INDONESIA dan dunia kini menghadapi darurat virus baru korona (covid-19). Penanganan dan penanggulangan virus korona mestinya dilakukan secara luar biasa pula. Perlu ada komandannya di tingkat pemerintahan.
Perlakuan luar biasa ada di Amerika Serikat, misalnya, Presiden Donald Trump langsung menunjuk wakilnya, Mike Pence, selaku koordinator penanggulangan wabah korona di negara adidaya itu.
Presiden Joko Widodo pun menunjuk juru bicara khusus untuk penanganan wabah korona agar informasi yang disampaikan kepada masyarakat tidak simpang siur.

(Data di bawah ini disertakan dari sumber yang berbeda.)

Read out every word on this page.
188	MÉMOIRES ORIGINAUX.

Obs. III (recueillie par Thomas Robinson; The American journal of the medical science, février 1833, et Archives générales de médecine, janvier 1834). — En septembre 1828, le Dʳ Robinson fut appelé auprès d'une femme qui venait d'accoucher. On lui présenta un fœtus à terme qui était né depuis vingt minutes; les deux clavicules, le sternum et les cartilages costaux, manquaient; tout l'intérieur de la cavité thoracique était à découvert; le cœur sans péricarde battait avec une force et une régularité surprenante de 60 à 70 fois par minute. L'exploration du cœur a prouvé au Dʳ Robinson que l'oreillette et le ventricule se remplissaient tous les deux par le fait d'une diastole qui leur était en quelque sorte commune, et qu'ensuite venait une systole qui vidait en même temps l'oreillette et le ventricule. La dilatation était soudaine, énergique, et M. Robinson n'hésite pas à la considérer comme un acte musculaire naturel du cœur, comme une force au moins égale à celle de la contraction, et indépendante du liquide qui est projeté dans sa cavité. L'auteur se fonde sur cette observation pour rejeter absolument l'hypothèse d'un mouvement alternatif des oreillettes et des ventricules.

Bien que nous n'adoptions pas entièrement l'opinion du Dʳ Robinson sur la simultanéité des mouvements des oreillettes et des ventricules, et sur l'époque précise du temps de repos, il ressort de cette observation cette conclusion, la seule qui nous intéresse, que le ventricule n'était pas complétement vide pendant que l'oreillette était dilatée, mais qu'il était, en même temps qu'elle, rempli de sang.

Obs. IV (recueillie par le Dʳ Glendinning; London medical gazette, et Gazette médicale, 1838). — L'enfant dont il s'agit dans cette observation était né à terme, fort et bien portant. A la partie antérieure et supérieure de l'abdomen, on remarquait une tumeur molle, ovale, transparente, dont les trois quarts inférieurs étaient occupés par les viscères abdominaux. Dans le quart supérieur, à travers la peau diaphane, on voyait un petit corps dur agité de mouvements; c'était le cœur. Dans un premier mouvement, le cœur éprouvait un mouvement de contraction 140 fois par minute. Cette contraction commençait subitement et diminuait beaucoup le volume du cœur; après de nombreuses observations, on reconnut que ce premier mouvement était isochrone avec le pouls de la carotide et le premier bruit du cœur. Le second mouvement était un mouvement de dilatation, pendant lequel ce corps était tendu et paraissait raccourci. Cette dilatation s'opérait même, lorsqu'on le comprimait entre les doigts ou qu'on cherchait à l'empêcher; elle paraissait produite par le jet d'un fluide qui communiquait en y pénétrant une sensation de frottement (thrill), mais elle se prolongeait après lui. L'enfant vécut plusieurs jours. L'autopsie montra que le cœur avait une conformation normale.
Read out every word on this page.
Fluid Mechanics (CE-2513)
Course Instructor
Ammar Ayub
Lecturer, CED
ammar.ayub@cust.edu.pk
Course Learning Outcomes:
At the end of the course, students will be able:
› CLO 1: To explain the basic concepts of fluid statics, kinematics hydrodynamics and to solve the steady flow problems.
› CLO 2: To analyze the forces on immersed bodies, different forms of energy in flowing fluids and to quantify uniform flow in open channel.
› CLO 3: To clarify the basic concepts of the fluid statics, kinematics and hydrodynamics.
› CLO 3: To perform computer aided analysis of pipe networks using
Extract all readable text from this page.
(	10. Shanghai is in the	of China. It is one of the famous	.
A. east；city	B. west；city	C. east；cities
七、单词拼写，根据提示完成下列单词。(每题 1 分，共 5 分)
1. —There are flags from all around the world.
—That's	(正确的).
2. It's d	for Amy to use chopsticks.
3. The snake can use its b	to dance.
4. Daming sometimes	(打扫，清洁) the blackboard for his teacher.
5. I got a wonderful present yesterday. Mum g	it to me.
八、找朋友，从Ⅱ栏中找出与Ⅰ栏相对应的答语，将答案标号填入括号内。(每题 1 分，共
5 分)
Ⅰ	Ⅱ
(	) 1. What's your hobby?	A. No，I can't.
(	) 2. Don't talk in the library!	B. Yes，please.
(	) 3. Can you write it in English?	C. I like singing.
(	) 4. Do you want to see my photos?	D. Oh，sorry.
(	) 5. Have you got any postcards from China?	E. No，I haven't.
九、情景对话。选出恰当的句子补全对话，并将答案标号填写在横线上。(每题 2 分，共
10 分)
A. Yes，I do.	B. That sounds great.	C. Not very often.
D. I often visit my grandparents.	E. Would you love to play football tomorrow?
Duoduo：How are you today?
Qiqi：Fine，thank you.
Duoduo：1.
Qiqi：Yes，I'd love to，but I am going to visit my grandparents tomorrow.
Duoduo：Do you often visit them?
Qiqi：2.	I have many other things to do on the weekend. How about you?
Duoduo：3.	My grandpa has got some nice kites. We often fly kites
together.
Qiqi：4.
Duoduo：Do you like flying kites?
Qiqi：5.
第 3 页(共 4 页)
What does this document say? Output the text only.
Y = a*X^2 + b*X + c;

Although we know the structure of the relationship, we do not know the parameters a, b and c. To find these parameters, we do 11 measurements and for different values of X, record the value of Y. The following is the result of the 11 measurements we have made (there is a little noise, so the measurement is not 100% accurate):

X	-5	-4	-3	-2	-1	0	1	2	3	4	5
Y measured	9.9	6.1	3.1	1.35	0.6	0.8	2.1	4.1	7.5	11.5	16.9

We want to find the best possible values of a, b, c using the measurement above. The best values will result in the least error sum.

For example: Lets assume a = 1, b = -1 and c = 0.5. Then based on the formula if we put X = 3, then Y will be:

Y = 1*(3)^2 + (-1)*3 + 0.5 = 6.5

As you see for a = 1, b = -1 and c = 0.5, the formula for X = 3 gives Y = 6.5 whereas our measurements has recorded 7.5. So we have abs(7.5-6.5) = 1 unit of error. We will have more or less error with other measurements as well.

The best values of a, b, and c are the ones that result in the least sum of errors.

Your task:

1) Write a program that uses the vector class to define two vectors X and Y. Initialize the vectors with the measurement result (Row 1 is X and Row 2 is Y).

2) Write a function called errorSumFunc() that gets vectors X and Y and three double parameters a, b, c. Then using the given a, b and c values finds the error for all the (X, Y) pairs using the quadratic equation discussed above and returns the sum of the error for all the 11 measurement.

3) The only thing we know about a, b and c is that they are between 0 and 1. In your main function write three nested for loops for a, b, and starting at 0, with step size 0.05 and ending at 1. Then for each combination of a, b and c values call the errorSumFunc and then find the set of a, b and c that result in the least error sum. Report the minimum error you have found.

Sekretaris Direktorat Jenderal Pencegahan dan Pengendalian Penyakit Kementerian Kesehatan Achmad Yurianto ditunjuk sebagai juru bicara pada 3 Maret. Sejak ada juru bicara, informasi resmi soal covid-19 keluar dari satu pintu secara berkala dan kebenarannya bisa dipertanggungjawabkan.
Penunjukan juru bicara resmi terkait dengan penanggulangan wabah korona merefleksikan perlunya sosok tepercaya kendati Presiden sudah memiliki 13 staf khusus, termasuk Fadjroel Rachman sebagai staf khusus bidang komunikasi/juru bicara presiden. Bisa saja Presiden menunjuk Menteri Komunikasi dan Informatika atau Menteri Kesehatan sebagai narasumber korona.
Dengan berkaca pada penunjukan juru bicara khusus penanggulangan korona, kiranya patut dipertimbangkan juga agar Presiden menunjuk semacam koordinator penanggulangan wabah korona. Penunjukan koordinator itu perlu dipertimbangkan agar penanganan wabah virus korona fokus dan terkoordinasi dengan baik.
Sejauh ini, jujur dikatakan bahwa pemerintah telah mengerahkan segenap daya dan upaya untuk menanggulangi covid-19. Sejak ditemukan enam pasien positif covid-19 dan hingga kemarin terdapat 23 orang sebagai suspect, pemerintah sudah melahirkan empat protokol. Ada protokol kesehatan, protokol komunikasi, protokol pendidikan, dan protokol pencegahan di lintas batas negara.
Para menteri yang bersentuhan langsung atau tidak langsung dengan penanggulangan wabah korona juga sudah bekerja maksimal. Untuk mengantisipasi dampak korona, pemerintah juga sudah menyiapkan dana stimulus Rp10 triliun.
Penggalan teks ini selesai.